Bisnis.com, JAKARTA — Kelangkaan solar bersubsidi (biosolar) berdampak pada truk angkutan. Pengusaha jasa truk angkutan berharap pemerintah dan Badan Pengatur Hilir Minyak dan Gas Bumi (BPH Migas) untuk melakukan seluruh cara dan alternatif untuk bisa mencukupi kebutuhan masyarakat, dalam hal ini utamanya kendaraan angkutan umum atau barang.
Wakil Ketua Asosiasi Pengusaha Truk Indonesia atau Aptrindo untuk Jateng & DIY Bambang Widjanarko mengatakan bahwa kelangkaan semakin meluas dan berdampak pada kendaraan angkutan truk. Dia mengatakan para pengemudi perlu berantre panjang untuk mendapatkan bahan bakar, sehingga operasional ikut terdampak.
"Di beberapa daerah di Sumatera, Kalimantan, Sulawesi dan Jawa masih saja terjadi antrean panjang untuk mendapatkan Biosolar. Pengemudi truk terpaksa banyak yang sampai harus rela menginap di sejumlah SPBU demi untuk mendapatkan biosolar," jelas Bambang, Rabu (30/3/2022).
Untuk mengatasi hal tersebut, Bambang menyarankan sejumlah alternatif bagi pemangku kebijakan untuk bisa mencukup kebutuhan masyarakat terhadap solar bersubsidi. Salah satunya yakni menyarankan agar solar bersubsidi hanya dijual kepada semua jenis angkutan umum saja dan tidak bagi semua jenis kendaraan pribadi.
Apabila hal tersebut tidak memungkinkan, maka pemerintah dinilai harus berani mencabut subsidi solar jika beralasan tidak mau membebani APBN.
"Atau pemerintah harus berani mencabut subsidi biosolar jika pemerintah punya alasan tidak mau APBN tekor gara-gara kenaikan harga minyak dunia yang sudah hampir mencapai 100 persen (dari US$65 menjadi di atas US$100 per barel)," tuturnya.

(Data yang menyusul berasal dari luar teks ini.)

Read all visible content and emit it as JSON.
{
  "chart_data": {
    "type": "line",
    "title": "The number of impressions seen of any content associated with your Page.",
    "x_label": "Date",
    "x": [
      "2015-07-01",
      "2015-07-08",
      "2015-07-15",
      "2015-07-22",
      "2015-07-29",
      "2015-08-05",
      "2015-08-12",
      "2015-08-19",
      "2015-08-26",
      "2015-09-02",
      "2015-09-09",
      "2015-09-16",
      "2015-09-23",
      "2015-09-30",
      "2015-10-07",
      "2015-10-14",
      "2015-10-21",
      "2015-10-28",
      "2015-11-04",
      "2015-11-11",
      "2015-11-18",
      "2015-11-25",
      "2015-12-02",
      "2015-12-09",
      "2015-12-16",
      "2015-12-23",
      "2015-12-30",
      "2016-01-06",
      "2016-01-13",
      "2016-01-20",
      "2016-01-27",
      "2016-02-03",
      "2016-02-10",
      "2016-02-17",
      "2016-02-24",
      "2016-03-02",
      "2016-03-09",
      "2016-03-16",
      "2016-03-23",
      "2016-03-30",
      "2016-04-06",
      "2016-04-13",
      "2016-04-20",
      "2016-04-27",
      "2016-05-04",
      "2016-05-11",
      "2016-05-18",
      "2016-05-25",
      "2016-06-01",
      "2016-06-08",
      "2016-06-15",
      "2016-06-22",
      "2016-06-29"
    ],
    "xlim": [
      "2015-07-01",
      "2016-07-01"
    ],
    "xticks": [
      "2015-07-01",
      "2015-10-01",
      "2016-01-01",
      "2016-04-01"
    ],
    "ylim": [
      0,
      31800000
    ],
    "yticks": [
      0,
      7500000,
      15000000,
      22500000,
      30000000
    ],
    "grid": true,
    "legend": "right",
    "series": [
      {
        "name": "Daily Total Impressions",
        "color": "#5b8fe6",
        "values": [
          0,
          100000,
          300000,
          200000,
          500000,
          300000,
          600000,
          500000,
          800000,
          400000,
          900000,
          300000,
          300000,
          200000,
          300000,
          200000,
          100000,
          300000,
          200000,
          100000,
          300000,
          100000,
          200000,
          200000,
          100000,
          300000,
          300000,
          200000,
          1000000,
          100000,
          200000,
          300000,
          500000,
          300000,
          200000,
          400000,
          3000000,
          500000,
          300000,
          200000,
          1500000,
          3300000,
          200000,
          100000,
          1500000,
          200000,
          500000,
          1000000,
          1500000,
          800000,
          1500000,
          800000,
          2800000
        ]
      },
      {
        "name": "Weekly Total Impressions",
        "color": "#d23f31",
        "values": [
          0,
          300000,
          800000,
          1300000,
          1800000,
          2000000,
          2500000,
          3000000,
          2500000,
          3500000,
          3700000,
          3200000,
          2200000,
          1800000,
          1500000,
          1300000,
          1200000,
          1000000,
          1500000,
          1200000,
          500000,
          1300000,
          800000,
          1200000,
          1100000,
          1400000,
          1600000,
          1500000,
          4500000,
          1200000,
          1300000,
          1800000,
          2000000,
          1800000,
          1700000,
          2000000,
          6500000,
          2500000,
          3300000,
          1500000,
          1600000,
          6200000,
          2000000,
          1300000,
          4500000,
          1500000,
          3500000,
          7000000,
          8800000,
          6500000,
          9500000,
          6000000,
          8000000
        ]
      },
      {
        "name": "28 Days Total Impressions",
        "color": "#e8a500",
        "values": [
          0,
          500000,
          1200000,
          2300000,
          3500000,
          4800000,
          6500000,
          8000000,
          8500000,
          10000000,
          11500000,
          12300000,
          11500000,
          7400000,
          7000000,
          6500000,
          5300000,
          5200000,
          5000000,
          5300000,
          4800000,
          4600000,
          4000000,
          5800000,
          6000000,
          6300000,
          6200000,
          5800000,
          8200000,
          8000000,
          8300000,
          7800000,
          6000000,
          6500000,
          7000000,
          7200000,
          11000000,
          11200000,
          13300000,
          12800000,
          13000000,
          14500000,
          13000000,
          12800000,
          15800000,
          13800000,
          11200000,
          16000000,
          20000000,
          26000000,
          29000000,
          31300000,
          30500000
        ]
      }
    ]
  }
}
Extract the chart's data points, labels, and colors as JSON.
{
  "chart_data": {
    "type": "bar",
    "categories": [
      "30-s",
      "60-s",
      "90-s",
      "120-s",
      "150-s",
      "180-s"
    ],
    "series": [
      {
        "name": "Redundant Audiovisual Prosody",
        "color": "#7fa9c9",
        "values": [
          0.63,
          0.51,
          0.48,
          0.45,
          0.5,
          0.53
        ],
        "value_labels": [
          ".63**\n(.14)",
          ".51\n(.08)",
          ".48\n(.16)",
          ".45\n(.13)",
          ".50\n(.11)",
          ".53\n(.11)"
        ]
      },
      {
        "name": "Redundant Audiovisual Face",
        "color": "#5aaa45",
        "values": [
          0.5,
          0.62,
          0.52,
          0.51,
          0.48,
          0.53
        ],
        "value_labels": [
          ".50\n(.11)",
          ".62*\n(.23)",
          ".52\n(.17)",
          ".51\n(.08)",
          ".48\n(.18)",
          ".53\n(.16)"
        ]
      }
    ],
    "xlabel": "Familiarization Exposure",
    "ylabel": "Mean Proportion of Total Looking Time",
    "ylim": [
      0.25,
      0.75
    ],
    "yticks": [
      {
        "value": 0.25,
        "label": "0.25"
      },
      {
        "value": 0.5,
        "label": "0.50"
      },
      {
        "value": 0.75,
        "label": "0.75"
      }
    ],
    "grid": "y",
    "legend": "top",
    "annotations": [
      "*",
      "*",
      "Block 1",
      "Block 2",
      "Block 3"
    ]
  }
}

Alternatif lain, lanjut Bambang, jika pemerintah tetap tidak mau mencabut subsidi namun tidak mau tekor lebih banyak lagi akibat kenaikan harga minyak dunia, maka pemerintah disarankan untuk menetapkan batas subsidi. Misalnya, hanya mensubsidi Rp2.000 per liter saja atau berarti menaikkan harga biosolar tanpa harus melepas subsidi sepenuhnya.
"Daripada harga Biosolar tetap sedangkan harga minyak dunia sudah naik sangat signifikan, sehingga subsidi pemerintah membengkak dan pemerintah tidak mau APBN jebol malah mengambil opsi mengurangi pasokan Biosolar sehingga mempersulit masyarakat yang membutuhkan," ucap Bambang.
Bambang menilai pemerintah dan BPH Migas perlu berterus terang kepada masyarakat tentang apa yang sedang terjadi. Dia mengingatkan agar kedua pihak tidak hanya berusaha mengeluarkan pernyataan berupa pembelaan terhadap institusinya masing-masing saja.
"Bagi masyarakat pengguna Biosolar yang paling dibutuhkan adalah bagaimana caranya agar Biosolar selalu tersedia dan pembeli tidak perlu mengantre hingga berjam-jam bahkan berhari-hari untuk mendapatkannya, daripada harus mendengar keterangan yang berbeda-beda dari pemerintah, Pertamina, dan BPH Migas," tutupnya.